To encapsulate the Gucci Flora print in a bottle, five scents are concocted to represent the five blooms therein. Syida Lizta Amirul Ihsan ventures into the Flora Garden
THERE are two things that are distinctively Gucci. First, the use of bamboo as its handbag handles. This started in 1947 through a technique of heating and molding the otherwise stiff plant.
Second is the Flora, the legendary Gucci scarf with a jovial, bright and uplifting print that was designed by illustrator Vittorio Accornero for Princess Grace of Monaco in the 1960s.
Frida Giannini, the Italian house’s creative director, is obviously enchanted with the print. Upon her appointment to replace Tom Ford, Giannini, in 2005, unleashed a cacophony of floral prints — in bags, shoes, sandals, wallets — that
had Gucci fans, who was so used to Ford’s minimalism that characterised the house in the 1990s, in a shock.
That Giannini still retails her position is a testament that the lady knows what she is doing.
So it comes as no surprise that this year, the house released the fragrance version of the Flora print, called The Flora Garden in several scents. Perhaps it is hard to encapsulate an iconic design in just one bottle.
The collection includes five flowers outlined on the legendary scarf — Glorious Mandarin, Gracious Tuberose, Gorgeous Gardenia, Glamorous Magnolia and Generous Violet.
“It’s a sort of bouquet of scents,” Giannini told WWD.

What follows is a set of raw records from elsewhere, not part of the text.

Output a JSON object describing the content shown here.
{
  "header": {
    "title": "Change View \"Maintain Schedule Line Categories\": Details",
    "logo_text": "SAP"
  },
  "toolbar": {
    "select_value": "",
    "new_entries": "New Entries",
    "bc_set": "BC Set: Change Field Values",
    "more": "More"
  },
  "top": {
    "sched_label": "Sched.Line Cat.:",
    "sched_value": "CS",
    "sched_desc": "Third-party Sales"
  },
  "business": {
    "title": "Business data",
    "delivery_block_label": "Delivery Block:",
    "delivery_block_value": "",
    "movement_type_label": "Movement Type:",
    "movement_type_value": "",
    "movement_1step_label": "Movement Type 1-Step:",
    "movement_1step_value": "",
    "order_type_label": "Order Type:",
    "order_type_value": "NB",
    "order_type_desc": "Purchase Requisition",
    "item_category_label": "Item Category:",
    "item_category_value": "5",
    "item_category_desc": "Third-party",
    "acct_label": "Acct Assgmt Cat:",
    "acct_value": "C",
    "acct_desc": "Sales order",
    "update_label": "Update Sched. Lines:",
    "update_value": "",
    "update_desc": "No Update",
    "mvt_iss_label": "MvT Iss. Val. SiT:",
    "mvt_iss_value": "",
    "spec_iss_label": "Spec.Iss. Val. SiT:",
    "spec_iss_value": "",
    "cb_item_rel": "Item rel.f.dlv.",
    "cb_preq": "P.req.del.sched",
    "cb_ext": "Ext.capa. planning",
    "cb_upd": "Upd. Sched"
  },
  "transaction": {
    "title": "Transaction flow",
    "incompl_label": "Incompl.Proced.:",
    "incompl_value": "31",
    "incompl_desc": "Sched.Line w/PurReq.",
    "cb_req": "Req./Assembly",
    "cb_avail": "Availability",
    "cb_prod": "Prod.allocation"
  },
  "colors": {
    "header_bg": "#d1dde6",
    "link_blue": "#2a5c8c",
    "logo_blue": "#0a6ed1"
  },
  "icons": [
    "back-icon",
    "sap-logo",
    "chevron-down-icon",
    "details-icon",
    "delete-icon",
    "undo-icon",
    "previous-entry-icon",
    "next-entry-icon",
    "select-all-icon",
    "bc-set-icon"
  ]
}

“Gorgeous Gardenia because I wanted to underline the gorgeously feminine side of this fragrance. Glorious Mandarin because there’s a sort of euphoria in mandarin, since it’s such a sparkly fruit.”
I tried the Glorious Mandarin to find that euphoria Giannini spoke about, but somehow it eluded my nose.

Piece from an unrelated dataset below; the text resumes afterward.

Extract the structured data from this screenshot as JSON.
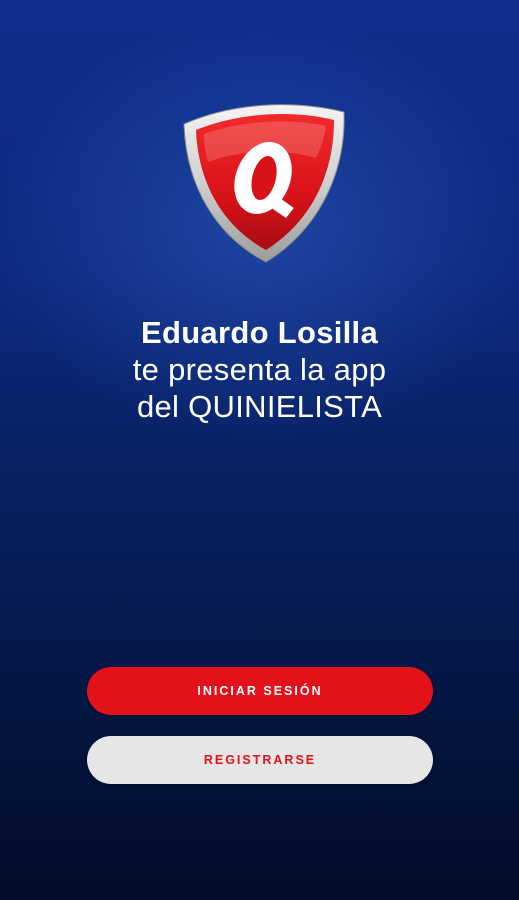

The statement that the print made in the 1960s and the first part of last decade seems lost in the visual to olfactory translation.
There is not enough punch and zest in the bottle. Don’t get me wrong. It smells all right. No one will hate it. And therein lies the problem. It smells too nice and too lame for any woman to have a strong opinion, for or against it.
To me, nothing stands out. It is light and citrusy without a depth to give it character.
If it aims to sell, I think it can. But if it aims to be in the annals of fragrance history, like what the scarf is to 20th Century fashion, I think the concoction seriously lacks vibrance, colours and a brave attitude — which the print has a lot of.
Flora by Gucci Glorious Mandarin EDT starts from RM213 for 30ml. The 200ml shower gel is priced at RM155.